Numerous times those “victories” were prefaced by frustrations that, from the way they are related, were humorous to the writer even as they were occurring, as they are to us reading. The most hilarious took place nearly at the end of the 41-day crossing of Russia. The first delay of two hours was precipitated by the telegram not being in Russian. (It was written by Italian Barzini and being sent for publication in his Italian newspaper!) Four hours later the telegram still hadn’t been transmitted; this time because the sending telegrapher had deemed the missive overlong. Another four hours passed, and yes the telegram had been sent but, “The telegraph clerk wants to know whether the words should be read going down the page, one under another, or across it from left to right.” You guessed correctly, it had been sent letter by letter, from top to bottom and so had to be resent yet again.

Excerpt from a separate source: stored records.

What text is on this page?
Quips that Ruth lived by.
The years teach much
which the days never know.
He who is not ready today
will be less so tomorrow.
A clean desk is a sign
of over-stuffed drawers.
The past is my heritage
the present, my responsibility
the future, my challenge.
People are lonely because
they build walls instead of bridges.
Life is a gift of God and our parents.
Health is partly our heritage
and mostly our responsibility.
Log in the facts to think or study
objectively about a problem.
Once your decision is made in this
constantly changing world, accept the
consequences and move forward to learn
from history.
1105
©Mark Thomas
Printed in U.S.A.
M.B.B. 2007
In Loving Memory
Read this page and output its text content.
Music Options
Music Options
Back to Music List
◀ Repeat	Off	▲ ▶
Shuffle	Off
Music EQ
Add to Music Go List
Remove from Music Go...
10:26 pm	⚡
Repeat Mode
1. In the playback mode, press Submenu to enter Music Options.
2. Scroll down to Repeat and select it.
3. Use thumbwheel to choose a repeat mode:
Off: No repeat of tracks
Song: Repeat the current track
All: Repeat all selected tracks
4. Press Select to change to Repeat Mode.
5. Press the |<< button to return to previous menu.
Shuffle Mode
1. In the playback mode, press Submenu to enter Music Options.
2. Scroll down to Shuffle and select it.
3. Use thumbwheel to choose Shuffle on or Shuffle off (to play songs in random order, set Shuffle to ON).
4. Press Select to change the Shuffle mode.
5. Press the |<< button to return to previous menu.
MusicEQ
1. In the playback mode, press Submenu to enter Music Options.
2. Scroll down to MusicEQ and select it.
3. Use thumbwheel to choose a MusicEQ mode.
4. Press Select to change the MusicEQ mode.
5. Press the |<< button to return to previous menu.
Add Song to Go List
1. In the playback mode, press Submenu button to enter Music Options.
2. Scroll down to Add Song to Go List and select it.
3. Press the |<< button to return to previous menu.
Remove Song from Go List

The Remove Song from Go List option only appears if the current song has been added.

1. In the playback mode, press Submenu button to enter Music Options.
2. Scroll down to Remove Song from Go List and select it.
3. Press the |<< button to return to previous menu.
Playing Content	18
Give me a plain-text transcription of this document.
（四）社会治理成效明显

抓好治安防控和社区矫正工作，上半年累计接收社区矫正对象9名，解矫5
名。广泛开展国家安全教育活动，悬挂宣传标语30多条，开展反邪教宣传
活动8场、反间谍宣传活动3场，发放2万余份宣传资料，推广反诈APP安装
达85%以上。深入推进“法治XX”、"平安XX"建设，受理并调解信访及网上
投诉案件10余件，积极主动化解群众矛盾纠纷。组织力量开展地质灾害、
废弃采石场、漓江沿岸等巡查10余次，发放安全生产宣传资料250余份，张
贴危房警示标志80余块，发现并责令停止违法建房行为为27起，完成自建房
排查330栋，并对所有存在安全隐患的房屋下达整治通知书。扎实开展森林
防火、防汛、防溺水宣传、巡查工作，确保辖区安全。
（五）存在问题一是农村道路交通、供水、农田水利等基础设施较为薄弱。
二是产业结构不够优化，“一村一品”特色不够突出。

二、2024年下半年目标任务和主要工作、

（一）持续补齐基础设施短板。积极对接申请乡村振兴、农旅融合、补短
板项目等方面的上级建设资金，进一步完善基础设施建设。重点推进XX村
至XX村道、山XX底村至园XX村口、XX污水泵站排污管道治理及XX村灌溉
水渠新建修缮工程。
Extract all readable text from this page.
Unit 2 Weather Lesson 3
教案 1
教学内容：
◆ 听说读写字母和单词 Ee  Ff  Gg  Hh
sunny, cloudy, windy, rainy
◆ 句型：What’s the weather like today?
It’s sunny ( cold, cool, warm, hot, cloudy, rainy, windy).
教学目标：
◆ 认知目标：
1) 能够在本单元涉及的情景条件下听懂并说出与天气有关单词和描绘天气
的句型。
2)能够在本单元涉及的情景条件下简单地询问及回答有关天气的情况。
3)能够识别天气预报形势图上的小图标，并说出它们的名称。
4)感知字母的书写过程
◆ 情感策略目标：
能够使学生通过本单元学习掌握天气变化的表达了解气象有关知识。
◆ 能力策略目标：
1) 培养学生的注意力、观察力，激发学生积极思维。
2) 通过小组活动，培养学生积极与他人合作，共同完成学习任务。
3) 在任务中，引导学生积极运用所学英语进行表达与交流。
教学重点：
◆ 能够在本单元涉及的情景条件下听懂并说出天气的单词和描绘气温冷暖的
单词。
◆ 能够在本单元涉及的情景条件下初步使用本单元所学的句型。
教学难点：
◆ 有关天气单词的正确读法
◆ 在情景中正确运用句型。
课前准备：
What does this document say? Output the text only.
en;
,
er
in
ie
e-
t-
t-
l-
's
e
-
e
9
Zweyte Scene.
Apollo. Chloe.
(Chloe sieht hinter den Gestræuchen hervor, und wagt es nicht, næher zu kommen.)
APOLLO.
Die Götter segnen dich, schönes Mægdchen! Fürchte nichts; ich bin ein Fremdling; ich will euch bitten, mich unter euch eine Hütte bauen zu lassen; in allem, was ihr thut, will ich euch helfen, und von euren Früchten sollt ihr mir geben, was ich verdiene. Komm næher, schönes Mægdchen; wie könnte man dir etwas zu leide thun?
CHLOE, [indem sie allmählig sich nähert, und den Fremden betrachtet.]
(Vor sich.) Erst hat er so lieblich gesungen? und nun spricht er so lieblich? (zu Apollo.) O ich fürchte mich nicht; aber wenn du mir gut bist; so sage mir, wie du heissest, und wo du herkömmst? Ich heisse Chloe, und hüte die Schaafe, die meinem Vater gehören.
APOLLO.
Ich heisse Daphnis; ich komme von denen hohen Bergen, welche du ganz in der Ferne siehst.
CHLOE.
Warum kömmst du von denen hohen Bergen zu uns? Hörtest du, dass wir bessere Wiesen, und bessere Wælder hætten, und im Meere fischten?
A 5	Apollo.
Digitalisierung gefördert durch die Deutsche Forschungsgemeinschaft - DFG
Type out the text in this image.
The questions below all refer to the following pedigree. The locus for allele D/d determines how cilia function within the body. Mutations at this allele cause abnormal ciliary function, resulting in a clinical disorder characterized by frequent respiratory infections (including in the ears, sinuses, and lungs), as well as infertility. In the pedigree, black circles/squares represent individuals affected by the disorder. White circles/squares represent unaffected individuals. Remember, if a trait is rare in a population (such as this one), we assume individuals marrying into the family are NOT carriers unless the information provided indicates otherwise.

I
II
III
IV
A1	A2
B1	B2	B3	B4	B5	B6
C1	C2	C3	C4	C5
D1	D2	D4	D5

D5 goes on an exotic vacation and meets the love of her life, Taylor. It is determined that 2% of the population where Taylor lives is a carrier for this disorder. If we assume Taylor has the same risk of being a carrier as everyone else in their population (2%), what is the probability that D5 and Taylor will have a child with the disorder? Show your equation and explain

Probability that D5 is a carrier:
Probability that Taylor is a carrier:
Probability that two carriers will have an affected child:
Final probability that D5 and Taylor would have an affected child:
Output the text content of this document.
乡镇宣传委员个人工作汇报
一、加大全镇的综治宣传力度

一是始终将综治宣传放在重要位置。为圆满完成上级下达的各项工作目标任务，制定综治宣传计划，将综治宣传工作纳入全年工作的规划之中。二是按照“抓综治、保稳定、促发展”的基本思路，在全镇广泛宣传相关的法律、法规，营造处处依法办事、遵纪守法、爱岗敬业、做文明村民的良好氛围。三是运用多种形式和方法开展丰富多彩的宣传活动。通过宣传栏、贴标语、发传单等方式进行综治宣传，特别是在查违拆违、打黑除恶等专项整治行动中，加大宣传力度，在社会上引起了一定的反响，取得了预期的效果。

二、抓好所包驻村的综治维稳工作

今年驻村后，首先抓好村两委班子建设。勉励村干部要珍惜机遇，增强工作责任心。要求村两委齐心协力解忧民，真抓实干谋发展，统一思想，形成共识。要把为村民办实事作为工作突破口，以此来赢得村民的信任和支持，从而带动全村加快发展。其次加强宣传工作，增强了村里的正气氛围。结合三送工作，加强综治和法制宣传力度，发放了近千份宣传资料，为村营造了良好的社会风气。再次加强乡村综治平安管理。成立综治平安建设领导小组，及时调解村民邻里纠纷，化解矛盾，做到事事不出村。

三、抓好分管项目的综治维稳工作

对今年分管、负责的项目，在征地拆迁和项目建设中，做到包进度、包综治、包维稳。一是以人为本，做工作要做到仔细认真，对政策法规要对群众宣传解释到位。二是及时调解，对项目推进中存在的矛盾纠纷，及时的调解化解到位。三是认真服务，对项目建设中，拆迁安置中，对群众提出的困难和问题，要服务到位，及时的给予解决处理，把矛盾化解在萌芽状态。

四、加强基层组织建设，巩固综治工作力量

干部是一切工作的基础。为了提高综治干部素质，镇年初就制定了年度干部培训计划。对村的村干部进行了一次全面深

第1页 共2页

Barzini knows machinery and the machine he’s riding on well too. He weaves this information with skill into the narrative so as not to bog down the tale-telling. And that turns the book into one that can be enjoyed equally by the entire family, not merely the car-centric person in the household. I chose to read with a National Geographic Atlas open to the pages with the lovely oversize maps of the Asian and European continents nearby and thus gained additional visual input beyond what Barzini’s words convey on the pages of this 100th Anniversary Edition of Peking to Paris.